The technical term for it is sporadic E propagation. I know it's a thing that happens in the summer that causes signals to be weak close to where they should be well received, and come in great at some crazy distances away from where they were transmitted. It is caused by weather and other atmospheric conditions.

The easiest way to translate the science I don't really understand is that radio and TV signals are bounced back off the ionosphere and can come back down hundreds or even thousands of miles away.

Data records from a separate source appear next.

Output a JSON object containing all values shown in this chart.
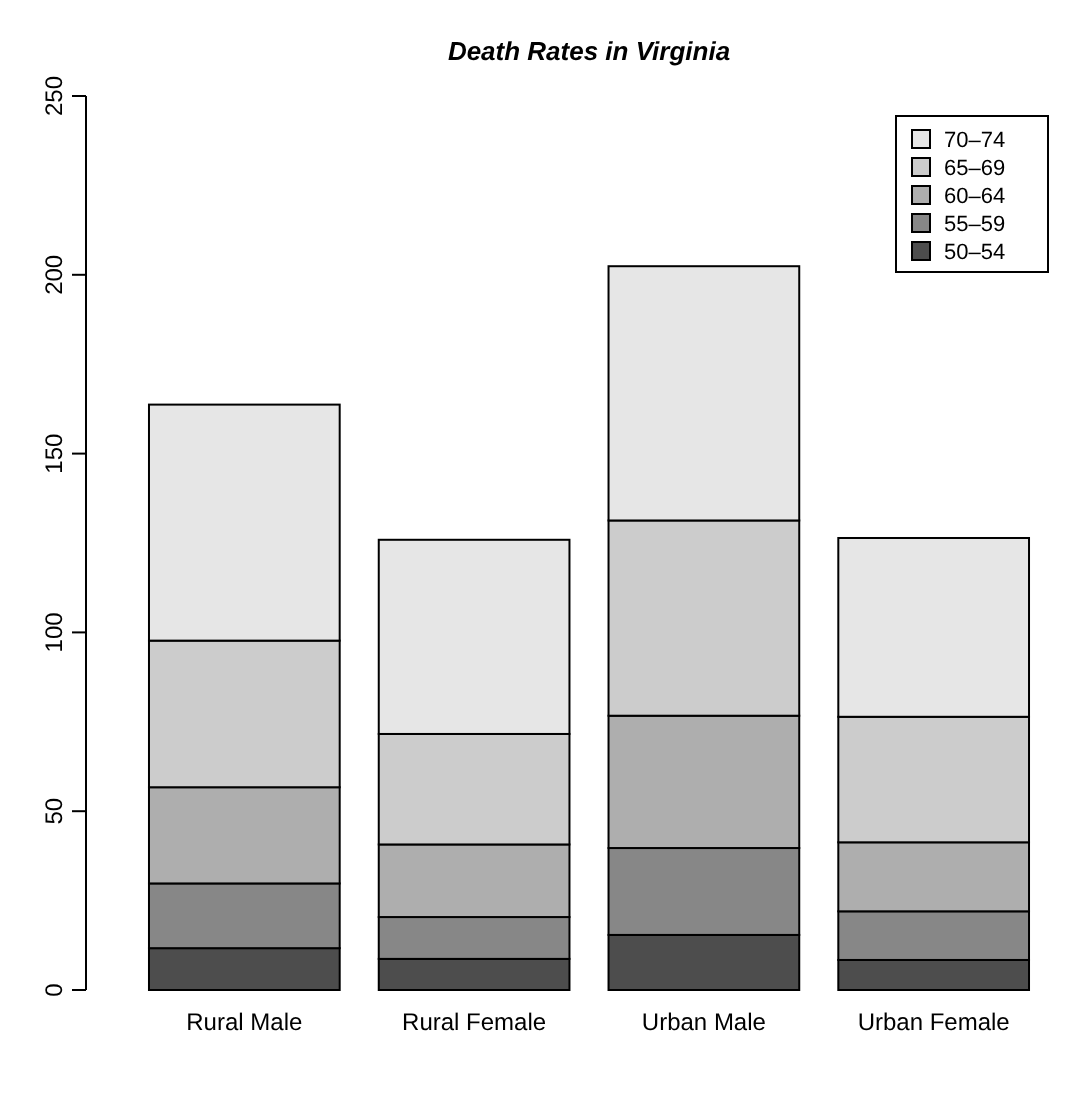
{
  "chart_data": {
    "type": "bar",
    "title": "Death Rates in Virginia",
    "categories": [
      "Rural Male",
      "Rural Female",
      "Urban Male",
      "Urban Female"
    ],
    "stacked": true,
    "ylim": [
      0,
      250
    ],
    "yticks": [
      0,
      50,
      100,
      150,
      200,
      250
    ],
    "legend": "top right",
    "grid": false,
    "series": [
      {
        "name": "50–54",
        "color": "#4d4d4d",
        "values": [
          11.7,
          8.7,
          15.4,
          8.4
        ]
      },
      {
        "name": "55–59",
        "color": "#878787",
        "values": [
          18.1,
          11.7,
          24.3,
          13.6
        ]
      },
      {
        "name": "60–64",
        "color": "#aeaeae",
        "values": [
          26.9,
          20.3,
          37.0,
          19.3
        ]
      },
      {
        "name": "65–69",
        "color": "#cccccc",
        "values": [
          41.0,
          30.9,
          54.6,
          35.1
        ]
      },
      {
        "name": "70–74",
        "color": "#e6e6e6",
        "values": [
          66.0,
          54.3,
          71.1,
          50.0
        ]
      }
    ]
  }
}
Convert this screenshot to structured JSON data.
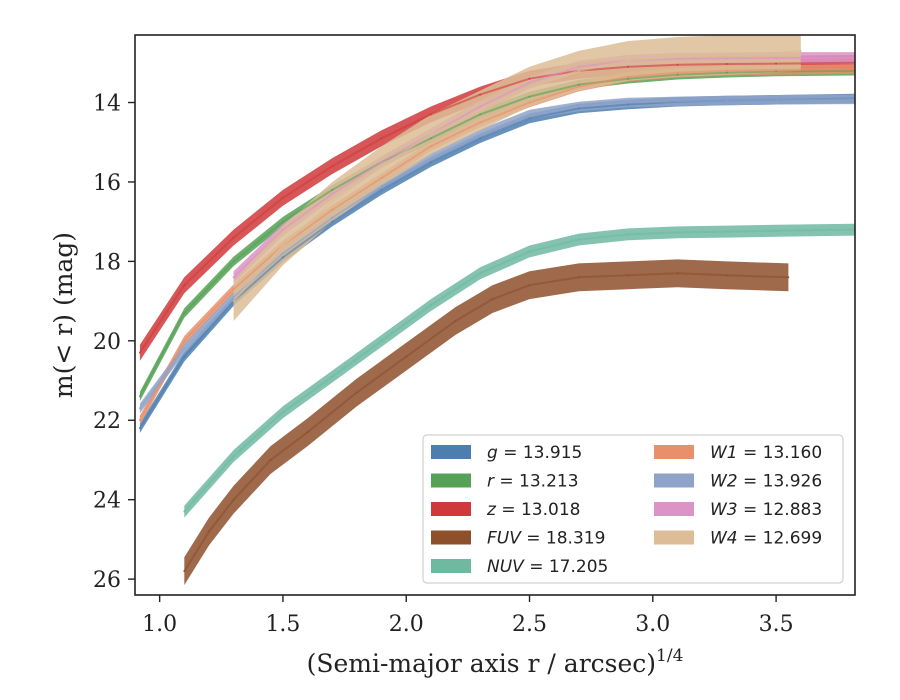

Today, July 21, 2021, there is a strong area of this between Sioux Falls and Pierre, according to the map from MennoLink.org, signals are capable of skipping up to 300 miles. Pierre is about 188 miles from Sioux Falls. Signals that are normally not capable of being heard much farther from Pierre than Chamberlain are able to enter the area and interfere with stations based in Sioux Falls.

aprs.mennolink.org

For a couple of months, a letter has been sitting on my desk from a distant TV and radio hobbyist in western New York. He sent us a letter in the mail saying that he wanted to confirm that what he heard on his equipment in the town of Holley. Measured on Google Maps, that's 956 miles from our transmitter.

The man sent a photo of his radio displaying the RDS (text you see in your car radio) that said 104.7 FM, KKLS, Deja Vu by Olivia Rodrigo. The letter said this was played at 1:11 PM on May 20, 2021. I looked back in our music software to see if that was the case. It was, with the exception that on my log the song started at 1:13:08 pm.

Andy Erickson/TSM

So if you hear weird stuff on the radio in the summer, now you know why. Sporadic E-Skip is the culprit.